Cegah Perpecahan dengan Pengamalan Nilai Pancasila

Diskusi Penerpaan Nilai Pancasila dalam Kehidupan. - Ist.
21 November 2021 23:17 WIB Newswire News Share :

Harianjogja.com, JAKARTA--Berbagai bentuk potensi perpecahan bangsa harus diantisipasi dengan baik, salah satunya melalui pengamalan nilai pancasila. Melalui pancasila berbagai bentuk perbedaan bisa dipersatukan.

Anggota DPD RI Cholid Mahmud menjelaskan secara nasional, proses politik dan kepentingan politik sering membawa kepada perbedaaan yang tajam mengarah ke perpecahan antar komponen bangsa. Friksi tersebut sering menjadikan suasana sosial politik yang tegang. Apalagi di era saat ini ketegangan muncul yang biasanya dituangkan dalam media sosial melalui berbagai bentuk ujaran hingga diskusi formal.

“Di sisi lain, orientasi ekonomi kadang menimbulkan suasana kurang nyaman. Pemerintah lebih memihak kepada pemodal kuat dan pemodal asing untuk investasi strategis. Suasana dan orientasi sosial politik dan sosilogis ini jika dibiarkan akan mengarah kepada pembelahan sosial dan mengarah kepada perpecahan bangsa,” katanya diskusi Pancasila di Ngawen, Gunungkidul, Minggu (21/11/2021).

Dalam kondisi ini, menurutnya peran MPR sangat penting dan strategis untuk selalu mengingatkan agar kehidupan bernegara berbangsa dan bermasyarakat selalu dalam koridor nilai-nilai Pancasila. Pancasila dalam negara Kesatuan Republik indonesia memiliki empat kedudukan penting, sebagai dasar dan ideologi negara, pandangan hidup dan pemersatu bangsa.  Pancasila menjadi dasar untuk mengatur penyelenggaraan negara bagi seluruh warga negara Indonesia.

“Pancasila sebagai ideologi negara, dapat dimaknai sebagai sistem kehidupan nasional yang meliputi aspek etika, moral, politik, ekonomi, sosial budaya, dan pertahanan keamanan dalam rangka pencapaian cita-cita dan tujuan bangsa yang berlandaskan dasar negara. Dengan segala upaya dan usaha dengan berbagai sektor pemerintah dan masyarakat harus diupayakan,” katanya.

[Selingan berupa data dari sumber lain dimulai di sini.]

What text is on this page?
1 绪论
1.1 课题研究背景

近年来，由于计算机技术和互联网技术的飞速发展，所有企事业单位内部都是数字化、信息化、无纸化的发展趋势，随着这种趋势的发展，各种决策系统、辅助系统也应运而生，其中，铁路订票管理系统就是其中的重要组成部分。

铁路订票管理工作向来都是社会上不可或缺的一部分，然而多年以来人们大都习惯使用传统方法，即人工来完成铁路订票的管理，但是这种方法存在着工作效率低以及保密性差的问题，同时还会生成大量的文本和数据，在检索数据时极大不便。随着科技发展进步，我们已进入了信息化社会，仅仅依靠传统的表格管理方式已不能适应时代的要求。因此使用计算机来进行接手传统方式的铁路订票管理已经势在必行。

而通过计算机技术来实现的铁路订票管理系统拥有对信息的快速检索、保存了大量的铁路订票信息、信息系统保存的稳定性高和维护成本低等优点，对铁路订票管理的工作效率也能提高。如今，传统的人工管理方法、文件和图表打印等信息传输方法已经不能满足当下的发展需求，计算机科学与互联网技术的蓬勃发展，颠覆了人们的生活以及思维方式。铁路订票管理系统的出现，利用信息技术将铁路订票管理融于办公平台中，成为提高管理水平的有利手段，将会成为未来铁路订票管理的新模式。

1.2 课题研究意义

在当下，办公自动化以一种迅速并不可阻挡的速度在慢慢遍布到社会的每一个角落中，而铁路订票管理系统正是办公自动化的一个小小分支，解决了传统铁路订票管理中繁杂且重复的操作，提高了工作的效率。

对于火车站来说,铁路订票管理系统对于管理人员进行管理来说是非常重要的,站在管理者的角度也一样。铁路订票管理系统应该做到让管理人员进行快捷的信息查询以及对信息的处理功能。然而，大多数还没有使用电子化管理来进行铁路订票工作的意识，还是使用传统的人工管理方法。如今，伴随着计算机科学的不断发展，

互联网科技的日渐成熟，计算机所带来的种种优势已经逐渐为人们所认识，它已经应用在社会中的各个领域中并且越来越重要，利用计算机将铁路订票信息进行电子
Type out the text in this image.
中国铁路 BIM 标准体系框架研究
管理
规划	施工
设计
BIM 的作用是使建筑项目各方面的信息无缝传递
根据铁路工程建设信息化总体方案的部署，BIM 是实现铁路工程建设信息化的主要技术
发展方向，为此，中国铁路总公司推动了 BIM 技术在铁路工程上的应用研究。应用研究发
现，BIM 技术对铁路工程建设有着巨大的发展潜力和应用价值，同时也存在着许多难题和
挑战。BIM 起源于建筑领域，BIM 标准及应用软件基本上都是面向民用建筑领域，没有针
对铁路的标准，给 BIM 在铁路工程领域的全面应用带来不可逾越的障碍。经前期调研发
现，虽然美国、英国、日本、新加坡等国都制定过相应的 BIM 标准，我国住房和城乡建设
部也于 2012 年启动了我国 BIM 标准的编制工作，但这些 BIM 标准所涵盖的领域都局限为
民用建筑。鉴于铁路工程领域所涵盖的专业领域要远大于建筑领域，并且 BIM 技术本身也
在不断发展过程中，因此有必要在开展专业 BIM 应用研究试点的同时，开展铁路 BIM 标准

Ia menambahkan sebagai filsafat, Pancasila menjadi pondasi yang menyangga negara agar kokoh, sekaligus merekat segala perbedaan menjadi satu kesatuan. Sehingga perbedaan kesukuan bahasa dan wilayah dan faktor sosiologis lainnya merupakan keistimewaan bangsa Indonesia dan disatukan dalam filosofi ini.

“Etika moral sosial budaya ini sekarang teruji dengan interaksi yang semakin terbuka dengan kemajuan teknologi. Kemajuan ini diharapkan menguatkan nilai etika moral bukan menggerus nilai-nilai luhur ini,” katanya.